L’histoire de Nebbiolo continue 

Bien sûr, si le Nebbiolo a pris la route qui l’a conduit là où il est maintenant, c’est grâce aux grands hommes que nous avons mentionnés, mais si l’ensemble du territoire albanais a alors pris son importance actuelle, c’est grâce à la capacité et à la constance de nombreux producteurs et la formation des opérateurs, rendue possible par la naissance à Alba de l ‘«école œnologique» créée par arrêté royal de 1881 (un peu plus jeune que celle de Coneglianob Veneto fondée en 1876), fortement souhaitée par le ministre albanais d’alors de l’éducation Michele Coppino, de la municipalité d’Alba et de la province de Cuneo, qui a compris l’importance de la recherche scientifique et de l’enseignement dans le domaine viticole. 

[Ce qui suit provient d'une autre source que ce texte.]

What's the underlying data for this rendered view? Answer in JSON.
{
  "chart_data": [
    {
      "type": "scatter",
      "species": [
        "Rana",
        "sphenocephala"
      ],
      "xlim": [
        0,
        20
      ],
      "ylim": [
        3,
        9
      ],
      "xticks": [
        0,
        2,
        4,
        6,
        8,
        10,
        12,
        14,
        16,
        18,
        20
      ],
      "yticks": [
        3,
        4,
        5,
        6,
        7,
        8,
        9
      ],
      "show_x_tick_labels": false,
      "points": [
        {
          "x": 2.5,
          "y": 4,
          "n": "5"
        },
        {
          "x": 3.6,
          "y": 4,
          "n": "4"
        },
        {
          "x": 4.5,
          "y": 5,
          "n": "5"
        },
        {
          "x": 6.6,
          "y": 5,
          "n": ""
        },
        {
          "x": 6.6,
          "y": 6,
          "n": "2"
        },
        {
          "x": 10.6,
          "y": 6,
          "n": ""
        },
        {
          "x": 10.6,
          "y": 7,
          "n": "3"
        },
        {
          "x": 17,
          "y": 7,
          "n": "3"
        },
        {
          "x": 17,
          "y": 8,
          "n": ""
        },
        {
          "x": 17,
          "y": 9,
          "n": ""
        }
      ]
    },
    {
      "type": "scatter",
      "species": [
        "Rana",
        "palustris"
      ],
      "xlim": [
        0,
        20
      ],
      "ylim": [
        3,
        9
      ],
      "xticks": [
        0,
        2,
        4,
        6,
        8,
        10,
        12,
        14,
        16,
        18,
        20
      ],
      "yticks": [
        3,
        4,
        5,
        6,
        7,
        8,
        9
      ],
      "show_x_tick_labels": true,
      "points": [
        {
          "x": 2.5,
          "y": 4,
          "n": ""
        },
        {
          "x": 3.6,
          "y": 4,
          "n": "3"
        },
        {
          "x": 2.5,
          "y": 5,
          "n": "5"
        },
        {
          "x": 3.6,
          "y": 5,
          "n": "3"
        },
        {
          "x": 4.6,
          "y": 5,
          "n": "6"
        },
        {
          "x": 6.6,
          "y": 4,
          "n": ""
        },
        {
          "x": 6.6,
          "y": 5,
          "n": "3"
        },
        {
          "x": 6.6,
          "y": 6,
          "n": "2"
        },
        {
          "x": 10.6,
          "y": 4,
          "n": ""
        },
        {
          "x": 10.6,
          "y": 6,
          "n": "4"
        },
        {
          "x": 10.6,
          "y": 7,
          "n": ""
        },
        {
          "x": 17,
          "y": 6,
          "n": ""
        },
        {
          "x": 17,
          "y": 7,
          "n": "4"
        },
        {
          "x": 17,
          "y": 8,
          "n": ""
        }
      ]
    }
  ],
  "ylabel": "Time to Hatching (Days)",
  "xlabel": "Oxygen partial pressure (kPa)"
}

En 1887, la municipalité d’Alba a acheté la ferme, maintenant appelée “Ampelion”, où se trouve aujourd’hui également le siège du cursus en viticulture et œnologie de l’Université de Turin, pour en faire le siège de l’école. L’inauguration a eu lieu en 1901. Ce qui précède n’a pas l’intention d’attribuer la primogéniture historique de la valorisation du cépage Nebbiolo uniquement à la région d’Alba. On sait bien que l’actuel Nebbiolo pourrait aussi dériver de l’une des “sous-variétés” dont le comte Nuvolone (1798) se souvenait: le picotener et les variantes apparentées du Canavese supérieur et du Val d’Aoste, la travée de Gattinara, le chiavennasca de la Valteline, la mélasca de Biella, la brunenta d’Ossolano et la martesana de Côme. 

Dans ces régions, le Nebbiolo a été cultivé et valorisé de manière louable, mais le mérite d’avoir contribué de manière décisive à en décréter le succès doit être reconnu au peuple d’Alba et aux hommes qui y ont travaillé.